SandRidge Energy announced Thursday it has entered into a Joint Venture with a subsidiary of Repsol YPF, S.A., a leading international energy company based in Madrid, Spain.
Under the agreement, SandRidge will sell an approximate 25 percent non-operated working interest, or 250,000 net acres, in the Extension Mississippian play located in Western Kansas and an approximate 16 percent non-operated working interest, or 113,636 net acres, in its Original Mississippian play.
The 363,636 net acres in total will be sold to Repsol for an aggregate transaction value of $1 Billion. Repsol will pay $250 million in cash at closing and the remainder in the form of a drilling carry.
In addition to paying for its working interest share of development costs, Repsol will pay an amount equal to 200 percent of its working interest to fund a portion of SandRidge's cost of development until the additional $750 million drilling carry obligation is satisfied.
Based on current drilling expectations, SandRidge anticipates the drilling carry obligation to be satisfied within three years.
The JV will exclude all wells and acreage within the associated spacing units spudded prior to January 1, 2012 and all wells and acreage associated with SandRidge Mississippian Trust I. The transaction is expected to close in the first quarter and is subject to certain closing conditions.

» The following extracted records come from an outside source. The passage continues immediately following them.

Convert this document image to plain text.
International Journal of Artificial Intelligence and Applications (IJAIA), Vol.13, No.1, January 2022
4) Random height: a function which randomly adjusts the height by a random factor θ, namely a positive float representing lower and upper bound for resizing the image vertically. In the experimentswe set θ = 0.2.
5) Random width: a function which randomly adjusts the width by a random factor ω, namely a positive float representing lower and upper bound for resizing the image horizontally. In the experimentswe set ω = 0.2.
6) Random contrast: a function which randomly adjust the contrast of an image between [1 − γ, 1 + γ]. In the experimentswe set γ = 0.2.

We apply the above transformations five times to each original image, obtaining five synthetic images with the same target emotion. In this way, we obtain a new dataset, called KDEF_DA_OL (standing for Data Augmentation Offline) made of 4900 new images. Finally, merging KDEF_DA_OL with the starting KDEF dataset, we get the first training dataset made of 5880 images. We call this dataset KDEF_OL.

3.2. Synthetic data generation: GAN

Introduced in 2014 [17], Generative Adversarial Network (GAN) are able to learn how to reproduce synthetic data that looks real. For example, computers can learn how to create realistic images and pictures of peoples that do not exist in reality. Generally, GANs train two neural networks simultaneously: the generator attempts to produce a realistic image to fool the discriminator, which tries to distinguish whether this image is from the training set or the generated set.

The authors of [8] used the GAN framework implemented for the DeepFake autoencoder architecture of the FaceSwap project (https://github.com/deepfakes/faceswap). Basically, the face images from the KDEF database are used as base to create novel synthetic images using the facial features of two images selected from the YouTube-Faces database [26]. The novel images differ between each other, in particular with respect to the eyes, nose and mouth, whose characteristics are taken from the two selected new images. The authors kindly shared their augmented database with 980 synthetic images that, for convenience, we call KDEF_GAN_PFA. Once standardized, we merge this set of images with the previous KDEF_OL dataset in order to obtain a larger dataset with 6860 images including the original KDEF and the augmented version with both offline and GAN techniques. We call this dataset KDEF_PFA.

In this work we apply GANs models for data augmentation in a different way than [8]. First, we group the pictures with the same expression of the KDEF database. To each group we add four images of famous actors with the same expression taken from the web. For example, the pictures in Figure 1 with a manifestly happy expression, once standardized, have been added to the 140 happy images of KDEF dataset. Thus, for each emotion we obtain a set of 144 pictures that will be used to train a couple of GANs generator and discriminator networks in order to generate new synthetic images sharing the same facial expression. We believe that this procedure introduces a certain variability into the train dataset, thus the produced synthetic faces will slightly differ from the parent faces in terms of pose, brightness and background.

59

"We are excited to announce this Joint Venture with Repsol, a global energy leader, and we are pleased that they share our confidence in the development potential of this vast Mississippian oil play. We compare the scope of this play to the Bakken and believe it will be transformational for the Mid-Continent region of the United States," Tom Ward, Chairman and CEO, said. "SandRidge has led the way in developing the Mississippian Play and has now drilled more than 195 horizontal wells, representing nearly half of all the horizontal wells drilled in the play to date. As a result of the drilling carry and its lower working interest, SandRidge's 2012 CapEx is expected to decline to $1.6 Billion from a previous budget of $1.8 Billion. This JV with Repsol puts us on a clear path to bridge the 2012 funding gap with non-debt capital and to execute our three year plan to triple EBITDA and double oil production while lowering our debt to EBITDA ratio."
SandRidge was advised by Tudor, Pickering, Holt & Co. and Vinson & Elkins, LLP.